Lansbury’s biographers have described her as meticulous and detailed. A keen letter writer, she makes copies of all her correspondence by hand. Perhaps her super-sleuth alter ego was a smash hit because she reflects so many of Lansbury’s own characteristics. “I’ve surprised myself at times by how much I enjoy taking on the characteristics that belong to someone other than myself. But I did bring a certain practicality to Jessica.”

It remains the part she’s most recognised for on the street. “Of course as I get older they have to look twice or maybe three times. I don’t have any illusions. It is, after all, many, many years since I stopped playing Jessica. She remains. She’s still the same. I’m the same. But I look a little different.”

Angela Lansbury: A Celebration is at Bord Gáis Energy Theatre on February 21st, as part of the Audi Dublin International Film Festival

Conspiracy theories: ‘The Manchurian Candidate’

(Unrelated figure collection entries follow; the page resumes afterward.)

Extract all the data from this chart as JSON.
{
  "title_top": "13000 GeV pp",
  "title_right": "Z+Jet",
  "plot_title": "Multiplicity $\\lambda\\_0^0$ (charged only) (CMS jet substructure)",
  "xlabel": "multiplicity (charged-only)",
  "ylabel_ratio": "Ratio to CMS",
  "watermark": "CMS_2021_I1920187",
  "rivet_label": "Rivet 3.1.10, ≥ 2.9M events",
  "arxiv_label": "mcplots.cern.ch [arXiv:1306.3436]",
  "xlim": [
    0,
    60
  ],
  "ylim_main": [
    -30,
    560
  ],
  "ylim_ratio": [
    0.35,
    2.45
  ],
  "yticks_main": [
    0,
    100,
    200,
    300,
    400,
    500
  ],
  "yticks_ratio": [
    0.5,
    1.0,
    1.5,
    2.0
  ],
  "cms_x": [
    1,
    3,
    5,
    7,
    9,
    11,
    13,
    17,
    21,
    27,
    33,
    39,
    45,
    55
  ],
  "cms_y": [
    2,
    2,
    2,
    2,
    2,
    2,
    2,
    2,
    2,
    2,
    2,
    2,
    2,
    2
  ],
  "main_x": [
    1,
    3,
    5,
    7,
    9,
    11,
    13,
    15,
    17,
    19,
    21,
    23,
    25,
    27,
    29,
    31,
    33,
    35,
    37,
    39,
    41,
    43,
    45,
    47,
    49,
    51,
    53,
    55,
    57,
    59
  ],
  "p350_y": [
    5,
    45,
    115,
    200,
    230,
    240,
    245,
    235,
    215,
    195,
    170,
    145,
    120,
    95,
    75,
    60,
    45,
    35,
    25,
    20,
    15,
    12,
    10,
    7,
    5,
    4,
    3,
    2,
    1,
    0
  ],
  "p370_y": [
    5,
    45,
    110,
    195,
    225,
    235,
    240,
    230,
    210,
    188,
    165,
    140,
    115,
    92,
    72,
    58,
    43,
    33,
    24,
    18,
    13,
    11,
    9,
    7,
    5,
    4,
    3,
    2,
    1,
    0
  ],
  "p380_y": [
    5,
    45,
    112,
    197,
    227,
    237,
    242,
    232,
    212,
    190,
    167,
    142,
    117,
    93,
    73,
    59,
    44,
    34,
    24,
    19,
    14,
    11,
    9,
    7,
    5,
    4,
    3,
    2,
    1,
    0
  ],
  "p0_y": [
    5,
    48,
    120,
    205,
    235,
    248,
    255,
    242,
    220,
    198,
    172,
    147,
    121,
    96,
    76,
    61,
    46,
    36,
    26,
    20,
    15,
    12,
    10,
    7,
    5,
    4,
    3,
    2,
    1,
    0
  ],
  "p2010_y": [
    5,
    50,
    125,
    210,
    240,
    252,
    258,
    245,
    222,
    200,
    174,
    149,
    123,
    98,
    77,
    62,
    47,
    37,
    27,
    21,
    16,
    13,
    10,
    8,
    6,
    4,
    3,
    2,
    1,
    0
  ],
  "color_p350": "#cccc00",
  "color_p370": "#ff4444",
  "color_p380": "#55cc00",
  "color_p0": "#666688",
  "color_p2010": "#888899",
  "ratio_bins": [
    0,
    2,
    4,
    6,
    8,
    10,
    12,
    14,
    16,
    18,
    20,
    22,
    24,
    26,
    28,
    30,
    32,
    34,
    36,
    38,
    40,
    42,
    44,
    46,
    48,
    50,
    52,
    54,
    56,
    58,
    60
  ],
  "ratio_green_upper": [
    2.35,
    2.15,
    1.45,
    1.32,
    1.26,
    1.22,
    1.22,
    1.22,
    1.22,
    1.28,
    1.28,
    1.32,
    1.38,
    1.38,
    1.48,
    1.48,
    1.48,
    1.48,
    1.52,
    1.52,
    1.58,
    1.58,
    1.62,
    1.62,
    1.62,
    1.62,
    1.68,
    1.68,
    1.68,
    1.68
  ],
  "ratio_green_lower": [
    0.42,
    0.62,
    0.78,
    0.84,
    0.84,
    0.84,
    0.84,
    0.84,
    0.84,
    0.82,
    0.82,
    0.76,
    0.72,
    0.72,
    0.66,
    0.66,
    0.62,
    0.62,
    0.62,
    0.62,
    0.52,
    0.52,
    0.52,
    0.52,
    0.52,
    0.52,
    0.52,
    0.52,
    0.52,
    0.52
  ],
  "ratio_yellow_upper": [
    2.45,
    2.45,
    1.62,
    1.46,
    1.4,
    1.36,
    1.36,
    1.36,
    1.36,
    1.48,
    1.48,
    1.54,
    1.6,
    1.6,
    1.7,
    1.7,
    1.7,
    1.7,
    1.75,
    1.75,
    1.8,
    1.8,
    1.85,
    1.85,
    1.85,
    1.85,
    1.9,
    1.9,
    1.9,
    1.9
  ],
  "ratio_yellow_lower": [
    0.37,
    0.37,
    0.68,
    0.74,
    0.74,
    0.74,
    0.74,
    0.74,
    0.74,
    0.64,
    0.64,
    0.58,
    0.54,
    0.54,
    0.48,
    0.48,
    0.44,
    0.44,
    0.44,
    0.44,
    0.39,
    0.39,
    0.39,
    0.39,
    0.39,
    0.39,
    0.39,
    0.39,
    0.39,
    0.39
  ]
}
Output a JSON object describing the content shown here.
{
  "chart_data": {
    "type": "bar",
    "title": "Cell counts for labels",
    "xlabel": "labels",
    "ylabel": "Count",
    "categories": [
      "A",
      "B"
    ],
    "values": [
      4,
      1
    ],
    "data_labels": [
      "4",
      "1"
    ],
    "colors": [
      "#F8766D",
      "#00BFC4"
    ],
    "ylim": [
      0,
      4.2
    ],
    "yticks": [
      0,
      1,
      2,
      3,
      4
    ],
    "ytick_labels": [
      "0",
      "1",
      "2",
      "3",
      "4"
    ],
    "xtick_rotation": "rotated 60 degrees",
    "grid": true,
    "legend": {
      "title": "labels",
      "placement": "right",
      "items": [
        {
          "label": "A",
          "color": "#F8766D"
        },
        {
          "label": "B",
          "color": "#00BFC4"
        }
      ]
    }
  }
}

This year’s Audi Dublin International Film Festival is screening The Manchurian Candidate at the Light House Cinema, at Smithfield in Dublin, on February 21st.

The 1962 film (which was remade in 2004), stars Angela Lansbury and Frank Sinatra. Set during the cold war, it follows an international communist plot to assassinate a US politician using brainwashed American POWs. "Such a strange life, that film had," Lansbury says. "It came out around the time of John F Kennedy's assassination. Frank Sinatra was, in some way, a producer – I don't know the details. But he seemed to have access to the film, and he literally took it off the market and put it in a cupboard somewhere. He was so concerned people would think the idea might have come from that film.

“He had been a great friend of Kennedy’s, and he hated that. So the film was taken out of circulation. It wasn’t until much later that it gained a reputation. And it was kids who found it. At colleges and universities. They were the ones who made it a hit. They recognised it as one of the great films of its time.”